- The Eternal Ritual of Terrible Sound
- There’s a strange comfort in how some things never really change. Step onto any street today and you’re bound to see them: teenagers swaggering down the pavement, smartphones held aloft like digital boomboxes, tinny music bleeding from tiny speakers that valiantly attempt to punch above their weight. The bass is a rumor, the treble a shriek. And yet, they walk as if their sonic parade is a gift to the world.
- These phones—glossy, fragile, and often worth half their parents' monthly salary—are status symbols disguised as utility. They stream music of questionable compression, often sourced from apps that serve audio with the texture of wet cardboard. And yet, this noise (charitably referred to as "sound") isn’t about fidelity. It’s about presence. About saying: I am here. Listen to what I like. This is who I am.
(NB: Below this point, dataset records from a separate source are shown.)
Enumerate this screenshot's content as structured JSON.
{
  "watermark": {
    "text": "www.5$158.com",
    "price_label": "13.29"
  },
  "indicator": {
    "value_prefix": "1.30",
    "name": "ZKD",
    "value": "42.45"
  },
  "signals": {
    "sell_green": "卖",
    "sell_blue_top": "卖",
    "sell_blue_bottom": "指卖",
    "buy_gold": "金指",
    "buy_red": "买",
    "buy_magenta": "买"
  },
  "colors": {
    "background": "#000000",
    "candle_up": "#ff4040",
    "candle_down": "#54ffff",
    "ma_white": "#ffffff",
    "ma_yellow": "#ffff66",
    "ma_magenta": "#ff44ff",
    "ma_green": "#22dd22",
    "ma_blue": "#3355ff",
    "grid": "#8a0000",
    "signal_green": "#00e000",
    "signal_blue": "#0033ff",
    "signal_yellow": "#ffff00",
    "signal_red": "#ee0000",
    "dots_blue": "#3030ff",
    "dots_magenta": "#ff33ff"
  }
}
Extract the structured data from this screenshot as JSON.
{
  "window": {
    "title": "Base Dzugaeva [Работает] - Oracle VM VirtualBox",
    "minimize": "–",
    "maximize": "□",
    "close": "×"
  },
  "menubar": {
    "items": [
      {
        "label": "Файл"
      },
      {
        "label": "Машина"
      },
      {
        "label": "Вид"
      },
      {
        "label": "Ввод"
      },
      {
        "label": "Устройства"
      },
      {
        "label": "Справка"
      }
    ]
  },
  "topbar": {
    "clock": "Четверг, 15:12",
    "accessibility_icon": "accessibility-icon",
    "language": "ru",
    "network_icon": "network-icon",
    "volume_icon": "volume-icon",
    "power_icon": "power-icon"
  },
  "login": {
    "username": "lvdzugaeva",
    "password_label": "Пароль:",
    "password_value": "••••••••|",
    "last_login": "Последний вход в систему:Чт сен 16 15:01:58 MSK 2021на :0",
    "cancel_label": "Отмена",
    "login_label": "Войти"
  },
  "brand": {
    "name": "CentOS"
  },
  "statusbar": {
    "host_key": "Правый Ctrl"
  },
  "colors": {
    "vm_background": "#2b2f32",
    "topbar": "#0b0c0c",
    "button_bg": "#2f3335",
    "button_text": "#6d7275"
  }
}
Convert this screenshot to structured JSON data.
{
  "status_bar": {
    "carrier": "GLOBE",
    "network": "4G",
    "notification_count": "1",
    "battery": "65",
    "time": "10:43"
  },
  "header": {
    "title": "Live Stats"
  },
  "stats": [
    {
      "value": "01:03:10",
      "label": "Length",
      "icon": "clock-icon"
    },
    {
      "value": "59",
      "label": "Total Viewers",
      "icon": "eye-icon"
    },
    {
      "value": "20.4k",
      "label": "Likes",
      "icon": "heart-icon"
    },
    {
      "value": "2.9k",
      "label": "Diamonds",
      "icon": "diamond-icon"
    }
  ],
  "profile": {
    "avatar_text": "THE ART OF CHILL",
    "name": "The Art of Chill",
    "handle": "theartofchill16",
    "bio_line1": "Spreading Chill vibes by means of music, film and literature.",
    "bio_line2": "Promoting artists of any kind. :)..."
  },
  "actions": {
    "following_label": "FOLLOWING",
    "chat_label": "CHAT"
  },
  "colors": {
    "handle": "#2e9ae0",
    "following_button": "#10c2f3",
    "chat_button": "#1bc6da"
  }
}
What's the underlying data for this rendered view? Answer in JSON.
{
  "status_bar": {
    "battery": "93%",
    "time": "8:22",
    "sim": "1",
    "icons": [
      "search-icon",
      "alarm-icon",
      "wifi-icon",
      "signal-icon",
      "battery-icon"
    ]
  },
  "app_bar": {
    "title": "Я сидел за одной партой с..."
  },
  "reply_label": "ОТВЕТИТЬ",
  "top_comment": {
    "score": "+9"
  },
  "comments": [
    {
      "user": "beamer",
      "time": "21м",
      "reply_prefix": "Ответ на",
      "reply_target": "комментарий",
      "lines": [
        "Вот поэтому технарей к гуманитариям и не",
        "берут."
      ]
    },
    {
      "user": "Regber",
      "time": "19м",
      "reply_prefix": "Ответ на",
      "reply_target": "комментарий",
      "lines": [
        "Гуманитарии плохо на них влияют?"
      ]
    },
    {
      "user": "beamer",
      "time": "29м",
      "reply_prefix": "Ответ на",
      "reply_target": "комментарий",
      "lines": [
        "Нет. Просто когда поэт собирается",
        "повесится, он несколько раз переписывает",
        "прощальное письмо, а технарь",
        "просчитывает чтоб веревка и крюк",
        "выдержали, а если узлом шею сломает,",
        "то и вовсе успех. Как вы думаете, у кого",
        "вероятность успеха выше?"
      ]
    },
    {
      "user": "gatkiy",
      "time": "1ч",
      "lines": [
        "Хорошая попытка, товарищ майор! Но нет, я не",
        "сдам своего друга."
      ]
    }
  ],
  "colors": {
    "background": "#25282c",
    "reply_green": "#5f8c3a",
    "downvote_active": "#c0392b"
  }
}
- But cast your mind back, if you can, to the streets of 1999. The scene, in essence, was the same.
- Back then, it wasn’t iPhones but knockoff walkmans—glorious little devices from Piłsudski street stands, bearing names like “Panascanic” or the timeless “SQNY,” slapped in metallic font onto plastic shells that bent if you stared too hard. They played cassettes, usually fourth- or eighth-generation copies that hissed and wobbled like dying animals. If you were lucky—or rich in playground terms—your unit could even receive FM radio. That was prestige.
- And the sound? Ah, the sound. Marginally fuller, perhaps, thanks to speakers that had just enough room to wheeze out a low-end thump. Occasionally, you’d wonder whether the tape’s wow and flutter figure had hit 100%, warping voices until they resembled underwater ghosts. But no one cared. We were kings of the sidewalk, sharing our sonic taste with the same boldness teens now radiate through Bluetooth and Spotify.
- The difference, really, was the price tag. Those clunky plastic boxes were cheap enough for a single Polish mother to afford one or two without too much pain. Today’s tech is sleeker, smarter, and painfully more expensive—yet strangely, the listening experience hasn’t gotten proportionally better. In fact, in its public form, it’s still a shrill mess.
- And maybe that’s the point. Maybe every generation needs its low-fidelity revolution. Its moment of sonic rebellion, blaring distorted music through whatever gear it can get its hands on. Whether it’s cassettes or compressed streams, fake brands or trillion-dollar ones, the ritual is the same:
- Hit play. Walk proud. Make some noise. Quality optional.